Nonetheless, the study had certain limitations. Firstly, as a pilot study, it solely established a correlation between NET-related markers and OLP. Secondly, the involvement of NETs in various pathological processes suggests that its specific role in the pathogenesis of OLP warrants further investigation. In addition, the average age of the control group at the time of sample collection was lower than the average age of the patients with OLP, which may have had some influence on the results of the experiment. Patients over 50 years of age often have other, sometimes inflammatory, diseases that increase these inflammation-related markers. Subsequent studies may consider validating and extending the current results by controlling for age differences between groups, expanding sample sizes, and adding pre- and post-treatment comparisons of patients.
Conclusion
In summary, this study confirmed elevated expression levels of NETs both locally within the lesions of OLP and in peripheral blood.
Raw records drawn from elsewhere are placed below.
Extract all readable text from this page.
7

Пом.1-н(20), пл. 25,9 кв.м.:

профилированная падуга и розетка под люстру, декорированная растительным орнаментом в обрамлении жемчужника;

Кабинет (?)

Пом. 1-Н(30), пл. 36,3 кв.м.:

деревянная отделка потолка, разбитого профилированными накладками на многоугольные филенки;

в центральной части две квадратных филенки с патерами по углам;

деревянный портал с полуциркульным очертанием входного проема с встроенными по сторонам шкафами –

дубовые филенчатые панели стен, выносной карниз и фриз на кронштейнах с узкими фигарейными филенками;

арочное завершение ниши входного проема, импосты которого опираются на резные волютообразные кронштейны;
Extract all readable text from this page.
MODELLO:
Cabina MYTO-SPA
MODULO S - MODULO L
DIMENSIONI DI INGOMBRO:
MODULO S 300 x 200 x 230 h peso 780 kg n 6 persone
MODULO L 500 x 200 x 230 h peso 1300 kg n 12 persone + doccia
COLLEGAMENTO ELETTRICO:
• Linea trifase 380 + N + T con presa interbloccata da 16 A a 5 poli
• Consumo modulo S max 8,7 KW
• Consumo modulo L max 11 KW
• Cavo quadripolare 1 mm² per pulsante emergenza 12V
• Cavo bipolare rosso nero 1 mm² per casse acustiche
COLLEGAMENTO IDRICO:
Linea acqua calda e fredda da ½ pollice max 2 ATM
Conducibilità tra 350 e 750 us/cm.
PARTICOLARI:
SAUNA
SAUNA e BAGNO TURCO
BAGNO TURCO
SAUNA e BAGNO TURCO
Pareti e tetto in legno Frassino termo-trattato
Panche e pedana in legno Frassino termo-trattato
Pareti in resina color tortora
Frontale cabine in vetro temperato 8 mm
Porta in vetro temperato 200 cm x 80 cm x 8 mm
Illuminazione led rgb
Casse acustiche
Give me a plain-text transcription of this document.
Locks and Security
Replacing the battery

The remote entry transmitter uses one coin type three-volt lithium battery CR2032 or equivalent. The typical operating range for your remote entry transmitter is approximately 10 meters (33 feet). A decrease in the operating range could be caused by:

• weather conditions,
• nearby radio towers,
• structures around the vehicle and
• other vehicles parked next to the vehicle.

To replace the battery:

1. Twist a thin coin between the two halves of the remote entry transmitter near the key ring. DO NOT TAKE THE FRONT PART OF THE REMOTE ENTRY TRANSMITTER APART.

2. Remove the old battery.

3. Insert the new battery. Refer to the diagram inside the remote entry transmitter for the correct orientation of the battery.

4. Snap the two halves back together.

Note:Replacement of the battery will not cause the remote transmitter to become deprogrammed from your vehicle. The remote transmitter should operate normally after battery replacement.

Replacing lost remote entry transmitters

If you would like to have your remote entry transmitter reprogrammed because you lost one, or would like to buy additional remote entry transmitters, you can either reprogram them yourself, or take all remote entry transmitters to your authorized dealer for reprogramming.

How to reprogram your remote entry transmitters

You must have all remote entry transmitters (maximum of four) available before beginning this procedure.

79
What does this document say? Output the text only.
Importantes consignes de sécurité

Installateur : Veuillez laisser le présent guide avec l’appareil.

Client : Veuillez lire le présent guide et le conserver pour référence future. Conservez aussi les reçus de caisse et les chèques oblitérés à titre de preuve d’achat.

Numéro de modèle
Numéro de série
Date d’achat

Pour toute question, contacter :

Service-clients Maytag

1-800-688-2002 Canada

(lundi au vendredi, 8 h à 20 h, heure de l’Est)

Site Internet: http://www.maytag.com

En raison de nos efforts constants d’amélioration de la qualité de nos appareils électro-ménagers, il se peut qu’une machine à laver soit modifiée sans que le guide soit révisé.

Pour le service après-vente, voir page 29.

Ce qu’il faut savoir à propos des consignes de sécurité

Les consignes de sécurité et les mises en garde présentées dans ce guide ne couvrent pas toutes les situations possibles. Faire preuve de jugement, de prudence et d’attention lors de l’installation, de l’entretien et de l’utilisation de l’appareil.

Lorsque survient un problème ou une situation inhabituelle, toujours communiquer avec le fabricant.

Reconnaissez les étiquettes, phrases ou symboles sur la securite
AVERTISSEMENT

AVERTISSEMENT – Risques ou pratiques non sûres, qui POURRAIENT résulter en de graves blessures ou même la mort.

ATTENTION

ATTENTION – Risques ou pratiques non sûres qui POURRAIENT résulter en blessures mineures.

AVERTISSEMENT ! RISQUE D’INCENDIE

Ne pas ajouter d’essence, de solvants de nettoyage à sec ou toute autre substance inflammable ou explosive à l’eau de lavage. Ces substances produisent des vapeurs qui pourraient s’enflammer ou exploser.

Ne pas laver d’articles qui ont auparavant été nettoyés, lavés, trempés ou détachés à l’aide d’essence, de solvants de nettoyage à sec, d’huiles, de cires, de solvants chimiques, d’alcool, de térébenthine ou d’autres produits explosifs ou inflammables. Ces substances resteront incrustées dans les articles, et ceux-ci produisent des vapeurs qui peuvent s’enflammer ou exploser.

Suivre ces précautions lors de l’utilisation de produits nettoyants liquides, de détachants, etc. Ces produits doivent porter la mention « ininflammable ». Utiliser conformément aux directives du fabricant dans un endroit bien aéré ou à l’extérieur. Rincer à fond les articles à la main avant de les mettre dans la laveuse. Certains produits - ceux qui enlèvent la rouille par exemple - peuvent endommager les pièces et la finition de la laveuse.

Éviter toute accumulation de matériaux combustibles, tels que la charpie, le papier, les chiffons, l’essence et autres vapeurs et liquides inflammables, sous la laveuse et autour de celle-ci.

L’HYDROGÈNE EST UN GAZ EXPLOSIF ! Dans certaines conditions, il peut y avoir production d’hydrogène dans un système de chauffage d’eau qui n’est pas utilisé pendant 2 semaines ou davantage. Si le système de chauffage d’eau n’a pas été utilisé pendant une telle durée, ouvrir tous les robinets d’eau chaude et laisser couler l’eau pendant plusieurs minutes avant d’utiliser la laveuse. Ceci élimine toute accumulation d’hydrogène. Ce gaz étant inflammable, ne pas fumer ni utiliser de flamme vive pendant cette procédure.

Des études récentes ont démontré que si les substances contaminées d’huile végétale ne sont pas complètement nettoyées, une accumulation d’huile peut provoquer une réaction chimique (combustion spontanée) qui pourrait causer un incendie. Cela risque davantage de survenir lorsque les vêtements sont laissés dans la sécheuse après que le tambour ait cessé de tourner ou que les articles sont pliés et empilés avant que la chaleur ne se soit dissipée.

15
Moreover, it demonstrated that excessive formation of NETs mediated by IL-17 and TNF-α serves as a key factor in maintaining the inflammatory response in OLP (Fig. 5). Therefore, inhibiting the formation and release of NETs and degrading the DNA backbone that constitutes NETs can be used to alleviate the harmful immune response during the disease process of OLP, serving as a potential treatment strategy. Our study provides an important clinical basis for understanding the etiology of OLP from the perspective of NET formation.